The paper concerns central extensions of Leibniz algebras \(\left( \mathfrak{g}\right) :\) \(0\rightarrow \mathfrak{n}\rightarrow \mathfrak{g} \rightarrow \mathfrak{q}\rightarrow 0\). If the mapping \(\theta _{\ast }\left( \mathfrak{g}\right) :HL^{2}\left( \mathfrak{q},\mathfrak{n}\right) \rightarrow \mathfrak{n}\) in the natural exact sequence in Leibniz homology [see J.-L. Loday, Cyclic homology, Berlin: Springer (1992; Zbl 0780.18009), Enseign. Math., II. Sér. 39, No. 3–4, 269-292 (1993; Zbl 0806.55009)] is an epimorphism (or an isomorphism), then \(\left( \mathfrak{g }\right) \) is called a stem extension (a stem cover). The goal of this paper is to obtain some properties of stem extensions and stem covers of Leibniz algebras. For example:
– Every central extension class of a \(K\)-vector space (trivial \(\mathfrak{q }\)-module) \(\mathfrak{n}\) by a Leibniz algebra \(\mathfrak{q}\) is forward induced from a stem extension;
– Every stem extension of \(\mathfrak{q}\) is an epimorphism image of some stem cover.

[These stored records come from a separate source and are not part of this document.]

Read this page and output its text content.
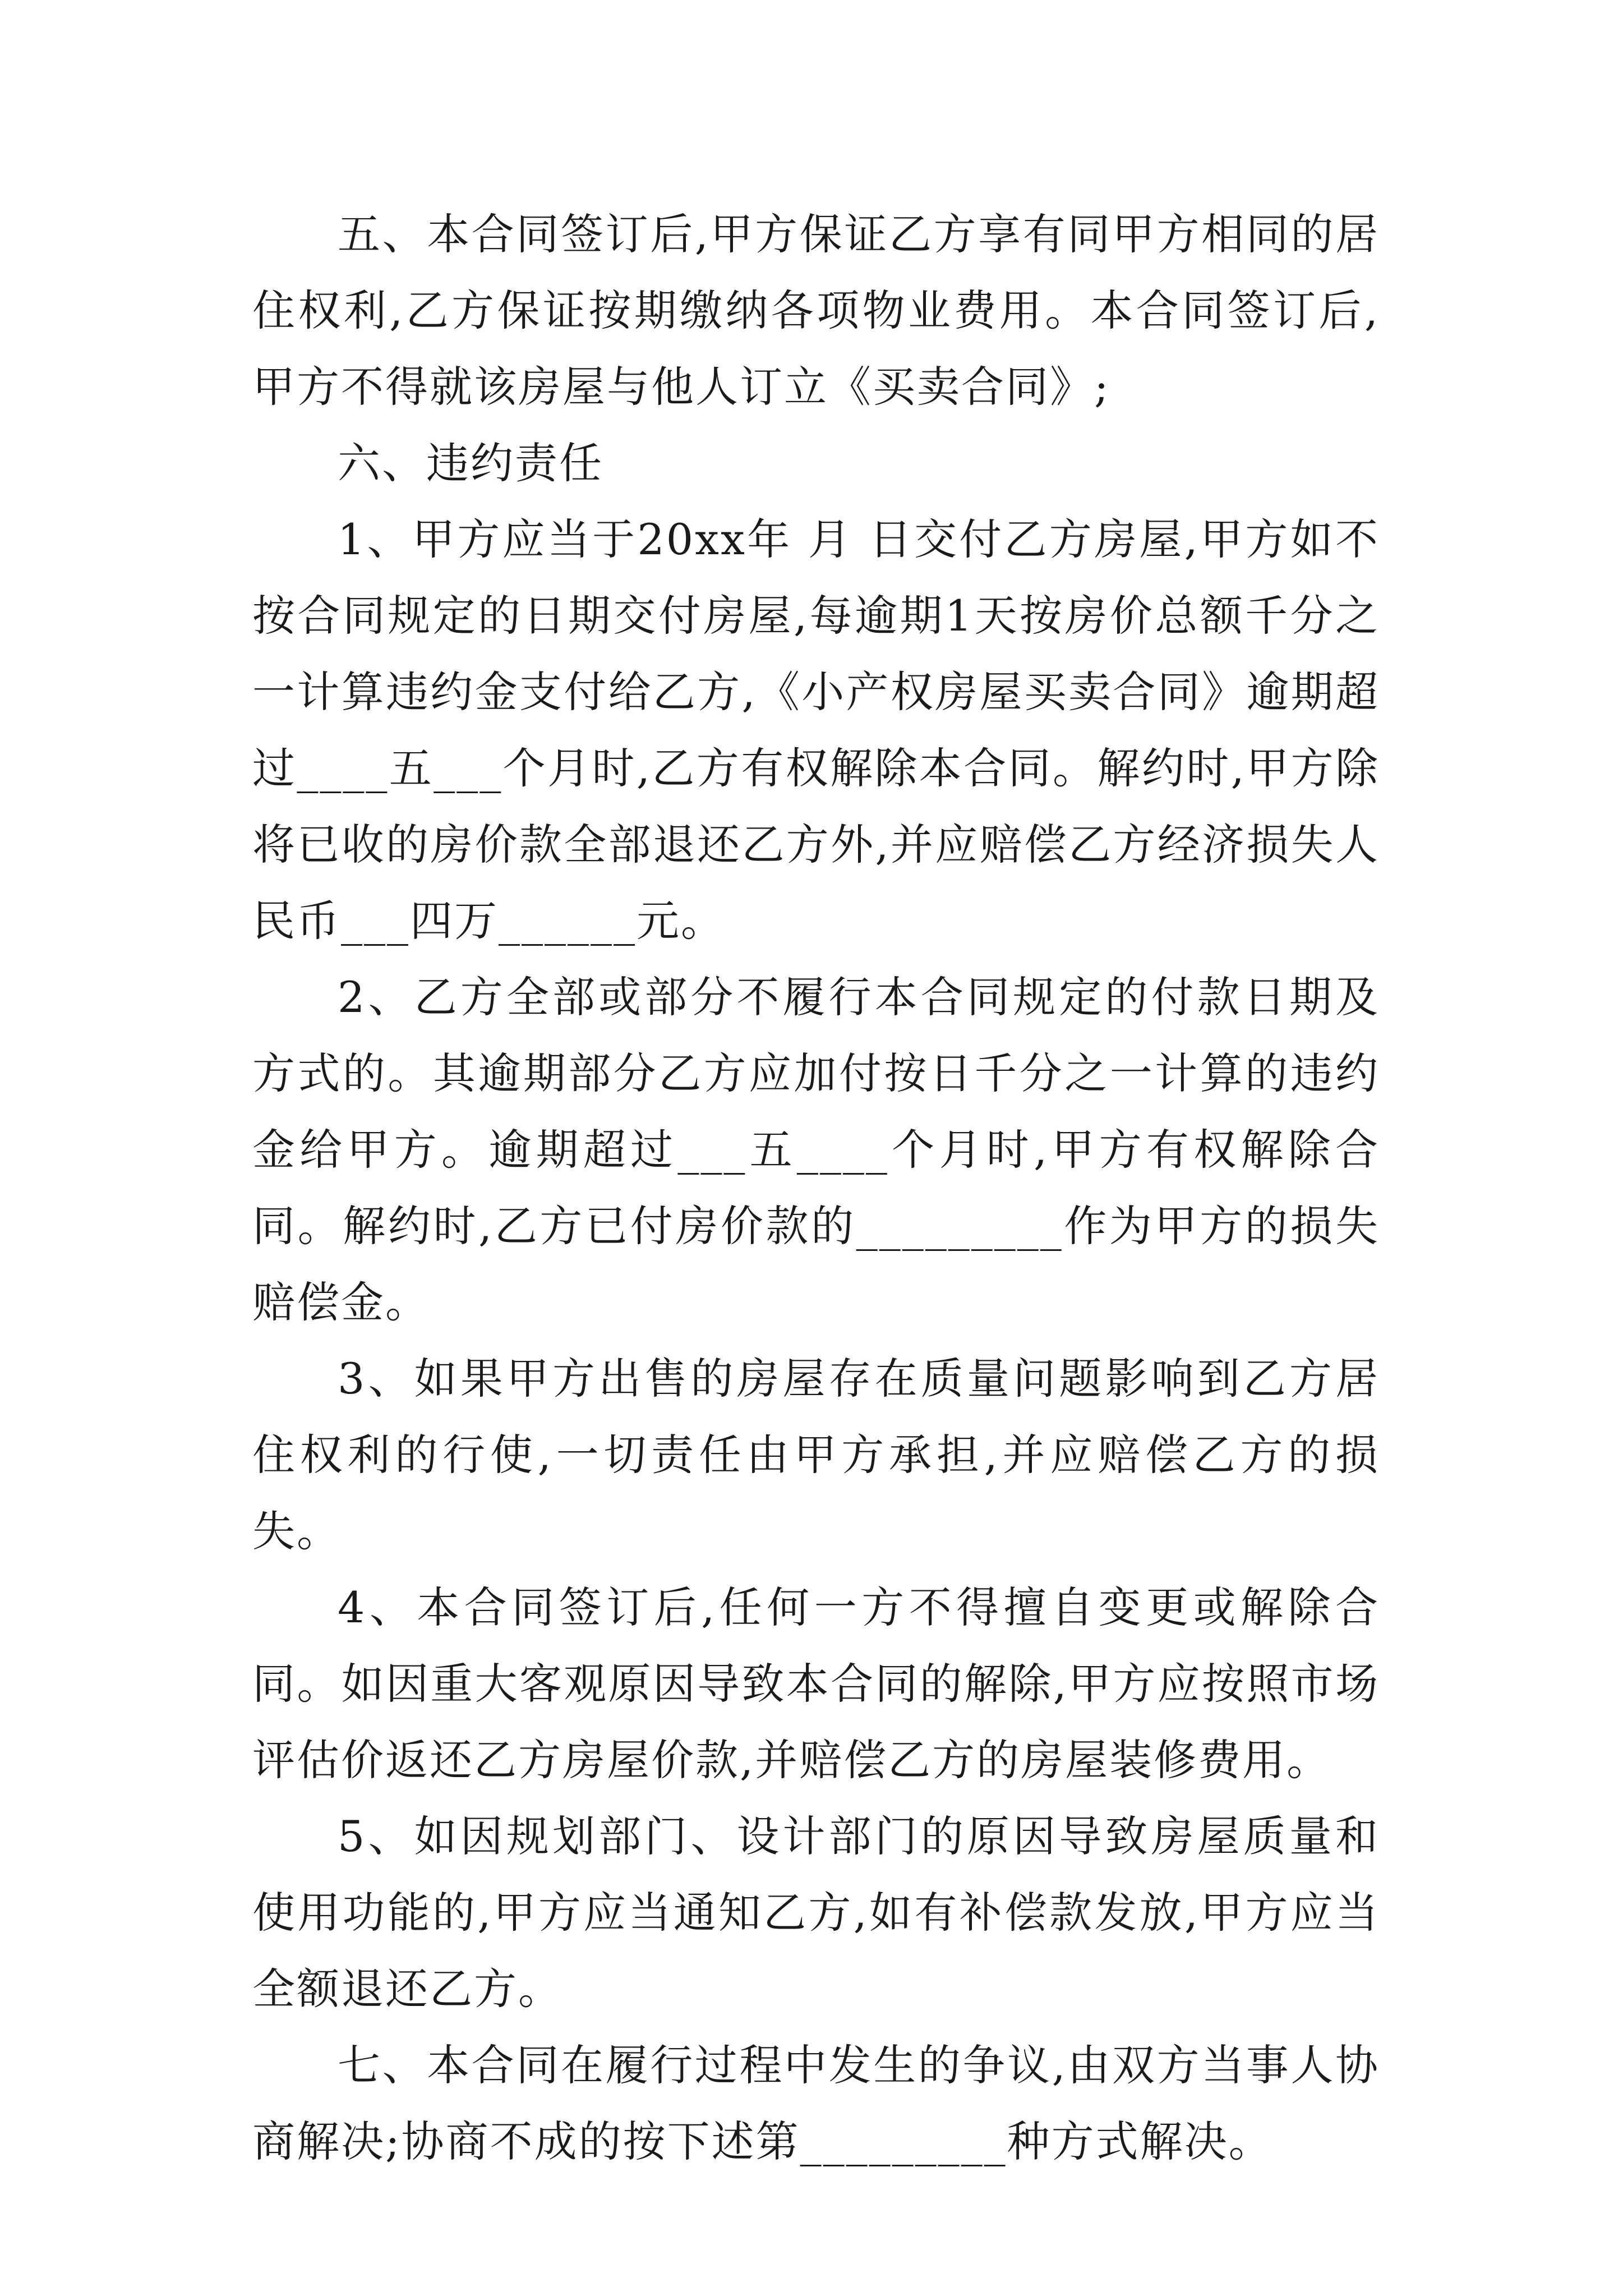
五、本合同签订后,甲方保证乙方享有同甲方相同的居住权利,乙方保证按期缴纳各项物业费用。本合同签订后,甲方不得就该房屋与他人订立《买卖合同》;

六、违约责任

1、甲方应当于20xx年 月 日交付乙方房屋,甲方如不按合同规定的日期交付房屋,每逾期1天按房价总额千分之一计算违约金支付给乙方,《小产权房屋买卖合同》逾期超过____五___个月时,乙方有权解除本合同。解约时,甲方除将已收的房价款全部退还乙方外,并应赔偿乙方经济损失人民币___四万______元。

2、乙方全部或部分不履行本合同规定的付款日期及方式的。其逾期部分乙方应加付按日千分之一计算的违约金给甲方。逾期超过___五____个月时,甲方有权解除合同。解约时,乙方已付房价款的_________作为甲方的损失赔偿金。

3、如果甲方出售的房屋存在质量问题影响到乙方居住权利的行使,一切责任由甲方承担,并应赔偿乙方的损失。

4、本合同签订后,任何一方不得擅自变更或解除合同。如因重大客观原因导致本合同的解除,甲方应按照市场评估价返还乙方房屋价款,并赔偿乙方的房屋装修费用。

5、如因规划部门、设计部门的原因导致房屋质量和使用功能的,甲方应当通知乙方,如有补偿款发放,甲方应当全额退还乙方。

七、本合同在履行过程中发生的争议,由双方当事人协商解决;协商不成的按下述第_________种方式解决。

The final section is devoted to central extensions \(\left( \mathfrak{g} \right) \) in which \(\mathfrak{q}\) is a perfect Leibniz algebra. The authors apply the obtained properties to some examples of universal central extensions (a) of the Lie algebra of matrices with entries in an associative unital algebra whose trace is zero, (b) of derivations of Laurent polynomials, and to others.